Two bean–mushroom chili with gluten-free cornbread
30 – 40 Minutes
Our vegetarian red and white bean chili is perfect for a quick dinner; we send the gluten-free cornbread mix so it comes together almost instantly.
In your bag
- 1 cup milk
- 1 pasture-raised organic egg
- Sun Basket gluten-free cornbread mix (gluten-free all-purpose flour - cornmeal - sugar - baking powder - salt)
- 1 or 2 cloves peeled fresh garlic
- ¼ pound cremini mushrooms
- 1½ cups cooked white beans
- 1½ cups cooked red beans
- 1 cup mirepoix (onions - carrots - celery)

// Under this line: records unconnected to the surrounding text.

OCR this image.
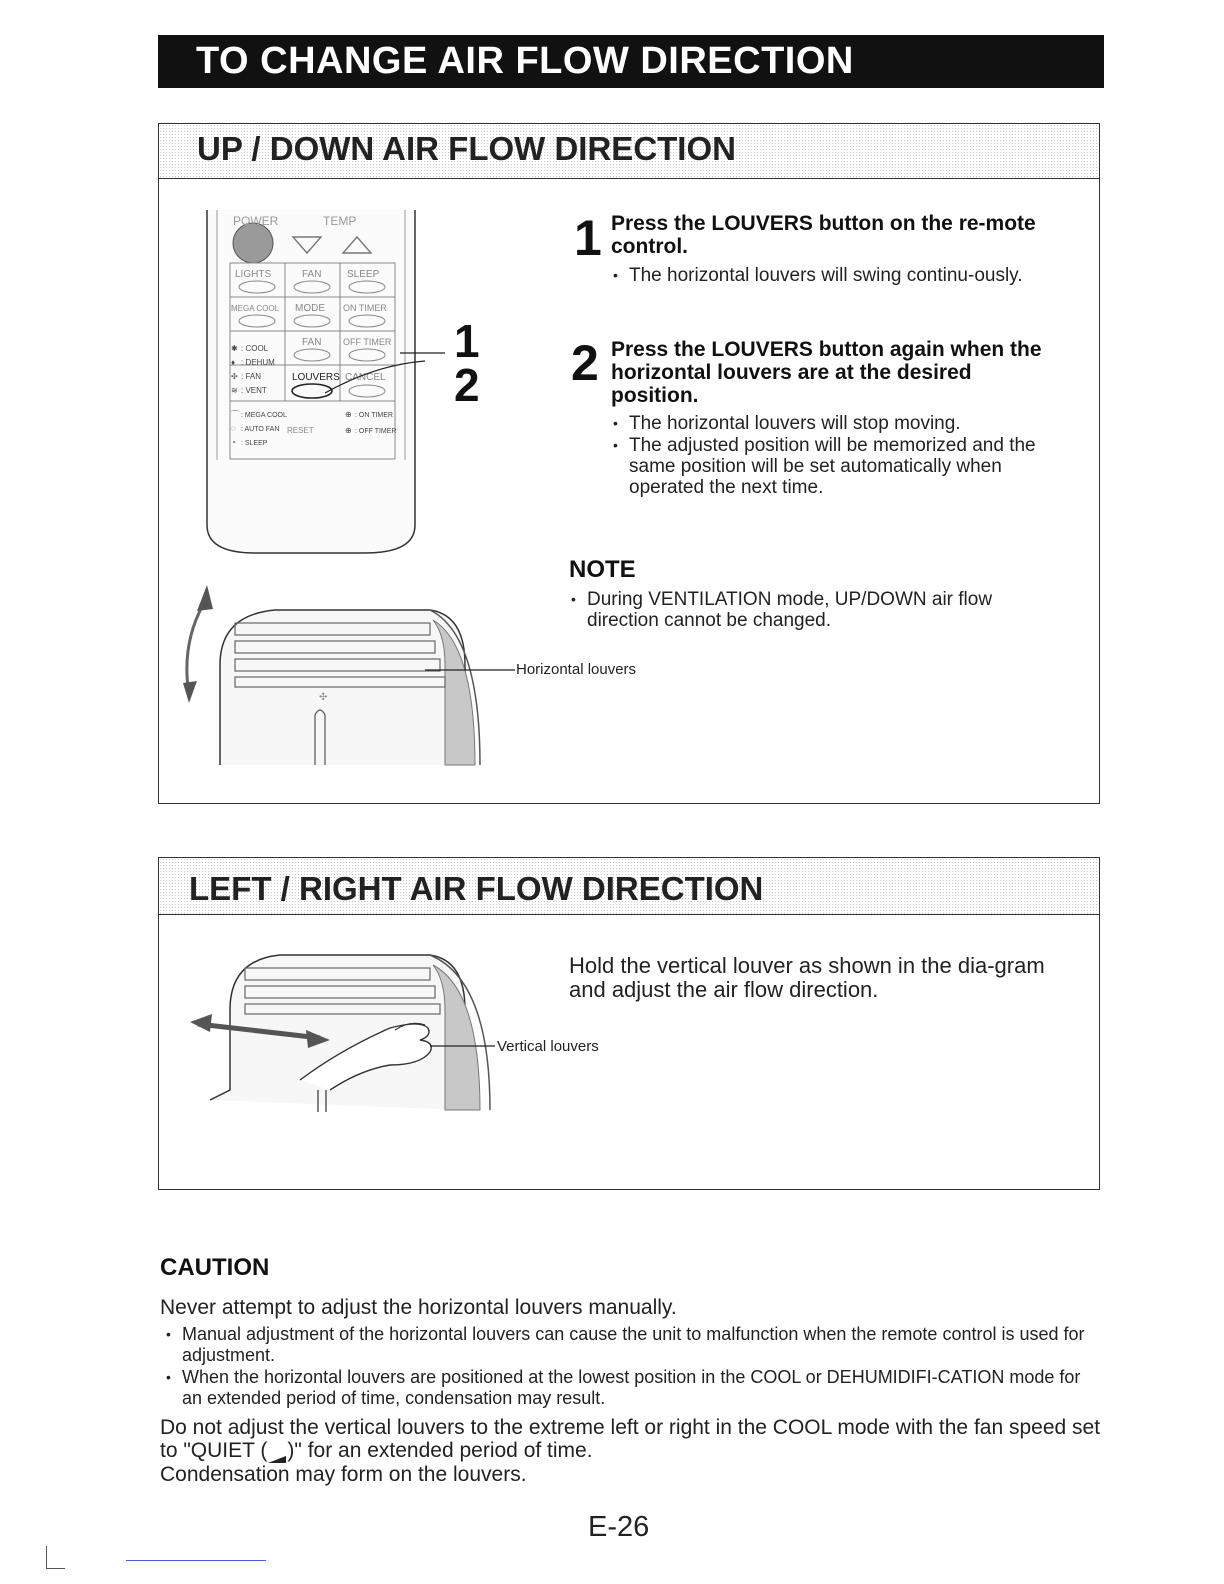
TO CHANGE AIR FLOW DIRECTION
UP / DOWN AIR FLOW DIRECTION
POWER	TEMP
LIGHTS	FAN	SLEEP
MEGA COOL MODE ON TIMER
FAN OFF TIMER
LOUVERS CANCEL
RESET
✱ : COOL
♦ : DEHUM
✣ : FAN
≋ : VENT
⌒ : MEGA COOL
◌ : AUTO FAN
◔ : SLEEP
⊕ : ON TIMER
⊕ : OFF TIMER
1
2
✣
Horizontal louvers
1 Press the LOUVERS button on the re-mote control.
• The horizontal louvers will swing continu-ously.
2 Press the LOUVERS button again when the horizontal louvers are at the desired position.
• The horizontal louvers will stop moving.
• The adjusted position will be memorized and the same position will be set automatically when operated the next time.
NOTE
• During VENTILATION mode, UP/DOWN air flow direction cannot be changed.
LEFT / RIGHT AIR FLOW DIRECTION
Vertical louvers
Hold the vertical louver as shown in the dia-gram and adjust the air flow direction.
CAUTION
Never attempt to adjust the horizontal louvers manually.
• Manual adjustment of the horizontal louvers can cause the unit to malfunction when the remote control is used for adjustment.
• When the horizontal louvers are positioned at the lowest position in the COOL or DEHUMIDIFI-CATION mode for an extended period of time, condensation may result.
Do not adjust the vertical louvers to the extreme left or right in the COOL mode with the fan speed set to "QUIET ( )" for an extended period of time.
Condensation may form on the louvers.
E-26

- 2 tablespoons tomato paste
- Chili spice blend (chili powder - coriander - cumin - sweet paprika - granulated garlic)
- 1 cup vegetable broth
- 1¾ cups diced tomatoes
- ¾ cup diced mild green chiles
- 6 or 7 sprigs fresh cilantro
- 1 lime
Cornbread is the ultimate American dish, dating back to Native Americans who used ground corn as flour to make bread. It acquired its cake-like qualities in the 19th century with the invention of baking powder and baking soda, which leavened the bread, making it lighter.
Calories: 640, Protein: 17g (34% DV), Fiber: 16g (64% DV), Total Fat: 26g (40% DV), Monounsaturated Fat: 15g, Polyunsaturated Fat: 7g, Saturated Fat: 2.5g (13% DV), Cholesterol: 40mg (13% DV), Sodium: 610mg (25% DV), Carbohydrates: 91g (30% DV), Total Sugars: 28g, Added Sugars: (Granulated sugar): 16g (32% DV).
Contains: Milk, Eggs
Sodium does not include pantry salt; for reference, ½ teaspoon kosher salt added to the recipe averages 240mg per serving, or 10% DV). Not a significant source of trans fat.